Enfin Birdman séduit grâce à son dispositif narratif avec son plan-séquence unique (plan unique factice, fait de coutures invisibles à la manière de La corde), justifié par ce resserrement spatial et temporel. L’idée de flottement psychologique du personnage est accompagnée par une caméra en liberté, dans les couloirs du théâtre comme dans les rues de New-York avec un Birdman/Riggan délivré de la pesanteur terrestre. La mise en scène, d’une belle fluidité, navigue avec aisance du drame à la comédie, avec une pointe de surréalisme et ces envolées oniriques, superbes moments de poésie. Birdman louvoie, avec une virtuosité épatante, entre ironie mordante sur le monde du show-business, drame existentiel avec confessions intimes bouleversantes et onirisme avec les interventions du double ailé. Le duo Iñárritu/Keaton livre avec Birdman un film original, vraiment brillant.
Technique
Le piqué d’excellente facture délivre une quantité de détails très appréciables. La colorimétrie très riche est fidèle au travail du directeur de la photo Emmanuel Lubezki, oscarisé pour Gravity et pour Birdman.
Le travail sonore est du même acabit surtout avec la piste anglaise DTS-HD Master Audio 5.1, une spatialisation remarquable pour une immersion idéale dans l’univers du personnage principal interprété par Michael Keaton.
Bonus
Les suppléments de cette édition hd Fox comprennent tout d’abord une plongée intéressante dans les coulisses du film (33′).

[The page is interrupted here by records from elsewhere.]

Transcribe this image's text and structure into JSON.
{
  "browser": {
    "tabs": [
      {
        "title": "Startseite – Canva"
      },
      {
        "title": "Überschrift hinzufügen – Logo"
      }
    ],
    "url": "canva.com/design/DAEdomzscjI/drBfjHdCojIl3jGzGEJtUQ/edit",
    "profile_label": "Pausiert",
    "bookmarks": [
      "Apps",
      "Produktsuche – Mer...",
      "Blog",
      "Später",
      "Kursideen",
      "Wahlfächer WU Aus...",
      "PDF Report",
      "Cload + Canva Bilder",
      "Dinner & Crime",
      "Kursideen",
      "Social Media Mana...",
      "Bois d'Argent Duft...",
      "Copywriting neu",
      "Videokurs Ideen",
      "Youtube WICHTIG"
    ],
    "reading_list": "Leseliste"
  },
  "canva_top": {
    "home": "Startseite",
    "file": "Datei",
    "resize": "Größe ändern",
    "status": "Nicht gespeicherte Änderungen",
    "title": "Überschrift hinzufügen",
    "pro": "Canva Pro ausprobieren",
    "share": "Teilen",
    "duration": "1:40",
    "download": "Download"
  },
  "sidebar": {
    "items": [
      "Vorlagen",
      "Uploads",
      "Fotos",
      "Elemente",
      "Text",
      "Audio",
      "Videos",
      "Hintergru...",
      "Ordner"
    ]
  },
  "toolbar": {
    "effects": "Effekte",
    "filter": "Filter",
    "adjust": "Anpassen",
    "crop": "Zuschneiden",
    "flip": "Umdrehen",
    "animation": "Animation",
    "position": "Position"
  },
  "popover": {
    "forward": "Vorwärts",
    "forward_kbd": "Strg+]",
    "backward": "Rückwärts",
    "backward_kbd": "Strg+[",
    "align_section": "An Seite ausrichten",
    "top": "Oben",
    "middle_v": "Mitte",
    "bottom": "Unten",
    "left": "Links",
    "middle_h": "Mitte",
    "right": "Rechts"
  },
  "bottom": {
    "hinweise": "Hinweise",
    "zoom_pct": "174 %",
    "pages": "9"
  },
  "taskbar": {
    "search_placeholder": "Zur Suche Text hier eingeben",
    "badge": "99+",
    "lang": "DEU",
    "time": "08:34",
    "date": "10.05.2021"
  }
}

L’occasion de voir le réalisateur Alejandro González Iñárritu au travail, jouer tous les rôles lors des répétitions où le maître mot est contrôle, maîtrise des déplacements, du jeu des acteurs pendant les longs plans séquences dans le décor du théâtre reconstitué en studio.
Pour compléter ce module de making-of est proposée une passionnante conversation avec Michael Keaton et Alejandro G. Iñárritu (14′). Le réalisateur s’est attaché à transmettre « la nature contradictoire du personnage, en perpétuel changement ». Son intention était que « le public voit le film à travers les yeux de Riggan Thomson, que le public ressente ce qu’il ressente ».
Enfin est proposée une galerie photos sur le plateau de tournage.